8 de Abril.- No hay cosa que dé más pistas para entender una sociedad que los tabúes que mantiene.
Los tabúes son aquellas realidades de cuya existencia la masa es perfectamente consciente pero de las que no se quiere dar enterada de manera oficial. En las sociedades mediterráneas, los tabúes están fundamentalmente relacionados con el sexo. Por ejemplo, si un cantante tiene éxito, inmediatamente surge el rumor de que ese cantante es homosexual. Pueden dar fe de lo que digo Alejandro Sanz o Miguel Bosé (en el caso de Bosé la cosa fue todavía más grave; si por la vox populi fuera, ya estaría criando malvas de un sidazo; gracias a Dios, no fue así).
En los países sajones, en los que el sexo se vive más (aunque no siempre) como una especie de gimnasia que no tiene por qué tener implicaciones afectivas, los tabúes son de otro tipo. En Austria, el tabú por excelencia es el nazismo. La sociedad es consciente de que hay una amplia masa de personas cuya actitud hacia el régimen nazi es de creciente tolerancia. Incluso, hay un partido que, según las encuestas, es la tercera fuerza política del país, en cuyo programa y eslóganes resulta inconfundible la huella del fascismo (con la inevitable puesta al día que supone cambiar “judío” –otro tabú- por “extranjero”). Sin embargo, tanto esta tolerancia, como esta huella, como la realidad de que el partido alberga en sus filas a muchos simpatizantes del nacionalsocialismo resulta tan agresiva para el corpus de la sociedad que, simplemente, la niega, la convierte en un tabú y actúa como si no existiera para sobrevivir psicológicamente hablando.

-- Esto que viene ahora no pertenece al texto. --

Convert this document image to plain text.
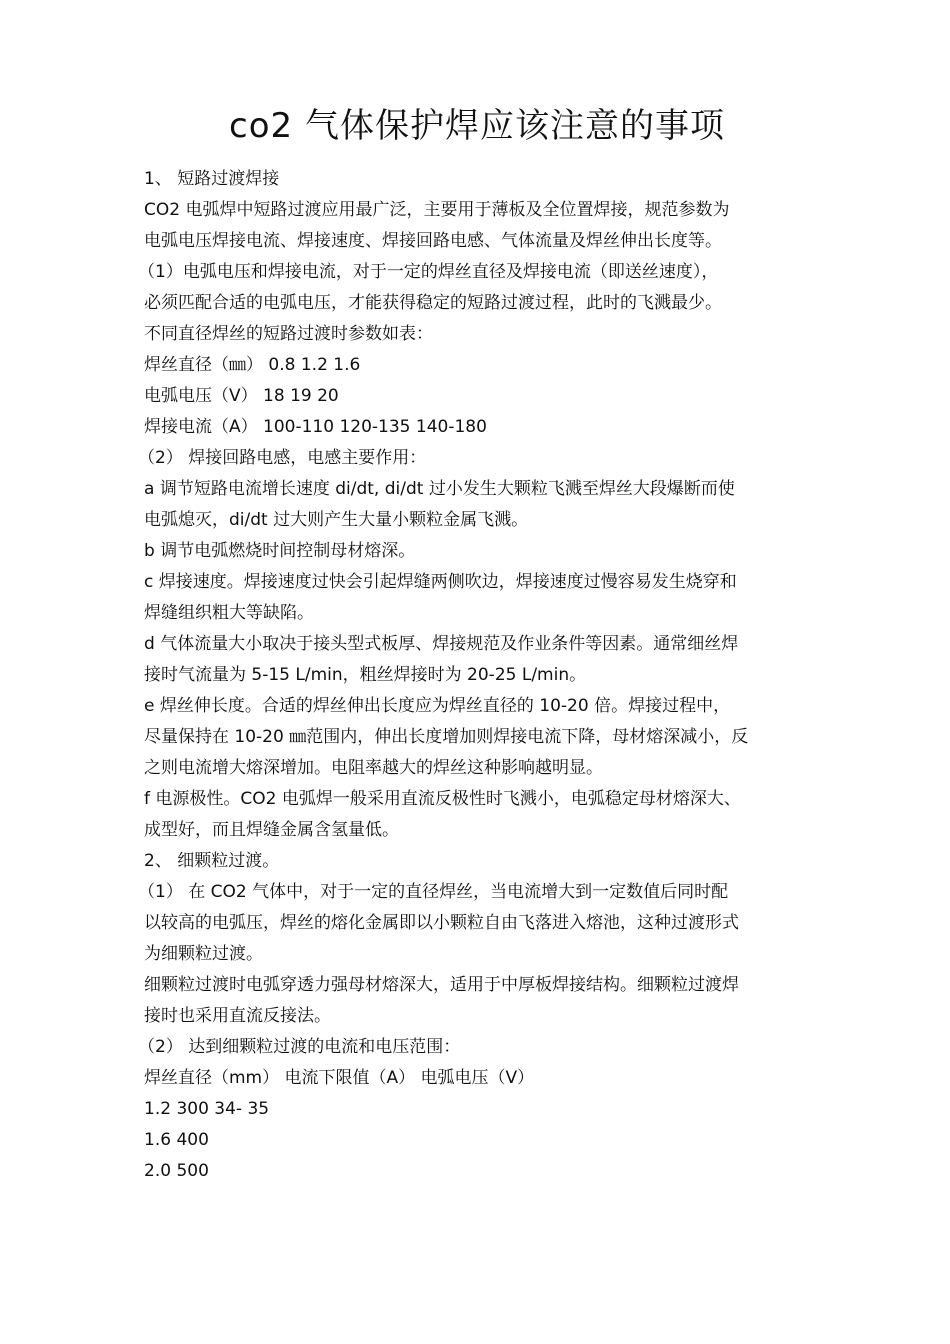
co2 气体保护焊应该注意的事项
1、 短路过渡焊接
CO2 电弧焊中短路过渡应用最广泛，主要用于薄板及全位置焊接，规范参数为
电弧电压焊接电流、焊接速度、焊接回路电感、气体流量及焊丝伸出长度等。
（1）电弧电压和焊接电流，对于一定的焊丝直径及焊接电流（即送丝速度），
必须匹配合适的电弧电压，才能获得稳定的短路过渡过程，此时的飞溅最少。
不同直径焊丝的短路过渡时参数如表：
焊丝直径（㎜） 0.8 1.2 1.6
电弧电压（V） 18 19 20
焊接电流（A） 100-110 120-135 140-180
（2） 焊接回路电感，电感主要作用：
a 调节短路电流增长速度 di/dt, di/dt 过小发生大颗粒飞溅至焊丝大段爆断而使
电弧熄灭，di/dt 过大则产生大量小颗粒金属飞溅。
b 调节电弧燃烧时间控制母材熔深。
c 焊接速度。焊接速度过快会引起焊缝两侧吹边，焊接速度过慢容易发生烧穿和
焊缝组织粗大等缺陷。
d 气体流量大小取决于接头型式板厚、焊接规范及作业条件等因素。通常细丝焊
接时气流量为 5-15 L/min，粗丝焊接时为 20-25 L/min。
e 焊丝伸长度。合适的焊丝伸出长度应为焊丝直径的 10-20 倍。焊接过程中，
尽量保持在 10-20 ㎜范围内，伸出长度增加则焊接电流下降，母材熔深减小，反
之则电流增大熔深增加。电阻率越大的焊丝这种影响越明显。
f 电源极性。CO2 电弧焊一般采用直流反极性时飞溅小，电弧稳定母材熔深大、
成型好，而且焊缝金属含氢量低。
2、 细颗粒过渡。
（1） 在 CO2 气体中，对于一定的直径焊丝，当电流增大到一定数值后同时配
以较高的电弧压，焊丝的熔化金属即以小颗粒自由飞落进入熔池，这种过渡形式
为细颗粒过渡。
细颗粒过渡时电弧穿透力强母材熔深大，适用于中厚板焊接结构。细颗粒过渡焊
接时也采用直流反接法。
（2） 达到细颗粒过渡的电流和电压范围：
焊丝直径（mm） 电流下限值（A） 电弧电压（V）
1.2 300 34- 35
1.6 400
2.0 500
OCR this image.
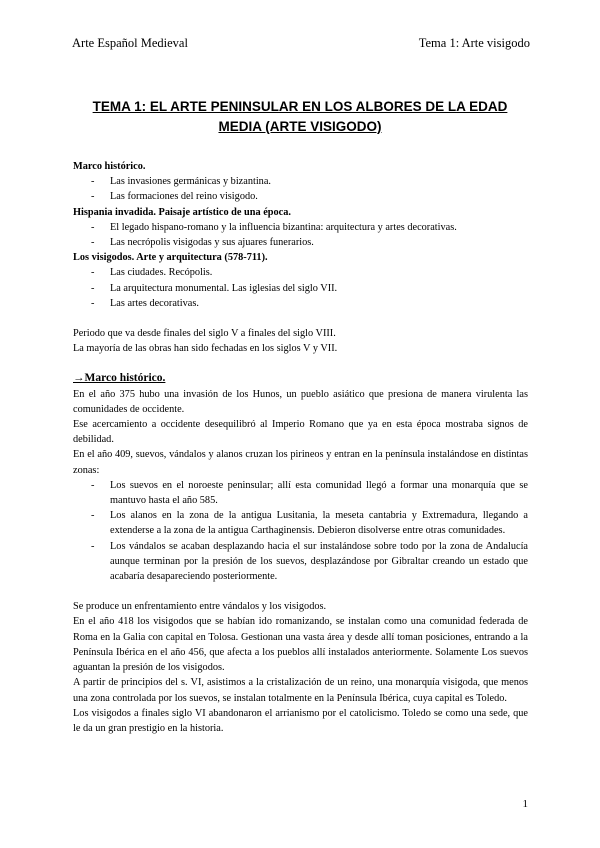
Arte Español Medieval	Tema 1: Arte visigodo
TEMA 1: EL ARTE PENINSULAR EN LOS ALBORES DE LA EDAD
MEDIA (ARTE VISIGODO)

Marco histórico.

- Las invasiones germánicas y bizantina.
- Las formaciones del reino visigodo.

Hispania invadida. Paisaje artístico de una época.

- El legado hispano-romano y la influencia bizantina: arquitectura y artes decorativas.
- Las necrópolis visigodas y sus ajuares funerarios.

Los visigodos. Arte y arquitectura (578-711).

- Las ciudades. Recópolis.
- La arquitectura monumental. Las iglesias del siglo VII.
- Las artes decorativas.

Periodo que va desde finales del siglo V a finales del siglo VIII.

La mayoría de las obras han sido fechadas en los siglos V y VII.

→Marco histórico.

En el año 375 hubo una invasión de los Hunos, un pueblo asiático que presiona de manera virulenta las comunidades de occidente.

Ese acercamiento a occidente desequilibró al Imperio Romano que ya en esta época mostraba signos de debilidad.

En el año 409, suevos, vándalos y alanos cruzan los pirineos y entran en la península instalándose en distintas zonas:

- Los suevos en el noroeste peninsular; allí esta comunidad llegó a formar una monarquía que se mantuvo hasta el año 585.
- Los alanos en la zona de la antigua Lusitania, la meseta cantabria y Extremadura, llegando a extenderse a la zona de la antigua Carthaginensis. Debieron disolverse entre otras comunidades.
- Los vándalos se acaban desplazando hacia el sur instalándose sobre todo por la zona de Andalucía aunque terminan por la presión de los suevos, desplazándose por Gibraltar creando un estado que acabaría desapareciendo posteriormente.

Se produce un enfrentamiento entre vándalos y los visigodos.

En el año 418 los visigodos que se habían ido romanizando, se instalan como una comunidad federada de Roma en la Galia con capital en Tolosa. Gestionan una vasta área y desde allí toman posiciones, entrando a la Península Ibérica en el año 456, que afecta a los pueblos allí instalados anteriormente. Solamente Los suevos aguantan la presión de los visigodos.

A partir de principios del s. VI, asistimos a la cristalización de un reino, una monarquía visigoda, que menos una zona controlada por los suevos, se instalan totalmente en la Península Ibérica, cuya capital es Toledo.

Los visigodos a finales siglo VI abandonaron el arrianismo por el catolicismo. Toledo se como una sede, que le da un gran prestigio en la historia.

1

Los tabúes se mantienen dormidos, como cargas de profundidad, y no sucede nada si uno no se ve obligado a enfrentarse a ellos. Pero cuando la sociedad no puede evitar que ese enfrentamiento se produzca, o sea, cuando se topa de manos a boca con aquella realidad que quiere ocultar, se producen situaciones curiosas.
Como por ejemplo, la que voy a contar hoy.
Herr Klaschka es un pastelero que tiene su pequeño negocio en el distrito de Mödling. El señor Klaschka no hubiera merecido la atención de la opinión pública si no hubiera sido por una original iniciativa comercial. Herr Klaschka, debió de notar un día que había un cierto número de personas entre su clientela que le pedían, como gag de dudoso gusto o por simpatía política, tartas de cumpleaños con motivos nazis. Dado que esta petición se hizo suficientemente frecuente, Herr Klaschka decidió incorporar al catálogo de dulces que ofrece unas tartas de cumpleaños a la que no les faltaba ningún detalle: desde la divisa de las SS “Mi honor es la fidelidad”, a las cruces gamadas, a un brazo en alto o a un caza de la wehrmacht. La voz se corrió y se sospecha que produjo unas cuantas tortas de cumpleaños con estos motivos.
Al ser el catálogo cosa semipública (a Herr Klaschka le interesaba, como es lógico, captar muchos clientes de su “nicho de mercado”) era una cuestión de tiempo que el asunto de sus peculiares dulces llegase a oidos de aquellos miembros de la sociedad que, en este caso con las mejores intenciones, se han erigido en lo que podríamos llamar “los guardianes del tabú”. Se trata de una asociación llamada “Comité austriaco Mauthausen” entre cuyos objetivos está, natural y muy santamente, que no se repitan (ni se trivialicen) las atrocidades de aquellos oscuros días.
La prueba de que la tolerancia hacia estas cuestiones es cada vez mayor es que Herr Klaschka, en ningún momento, pensó estar haciendo nada malo. Admite el pastelero que la tarta en cuestión es de un gusto más que dudoso, pero le parecería igual de hortera si fuera de Bola de Dragón (por poner un ejemplo de otra gilipuertez a la que hay muchos adultos que son adictos). Las declaraciones a la prensa de Herr Klaschka demuestran también por dónde van los tiros en esto del neofascismo. Dice el contrito pastelero: “Yo no soy racista (antiextranjero, ausländerfeindlich) la prueba está en que hago tartas también para clientes turcos”.
Por último, muestra su arrepentimiento: “Debería haber rechazado el encargo”, dice. Demasiado tarde, nos tememos.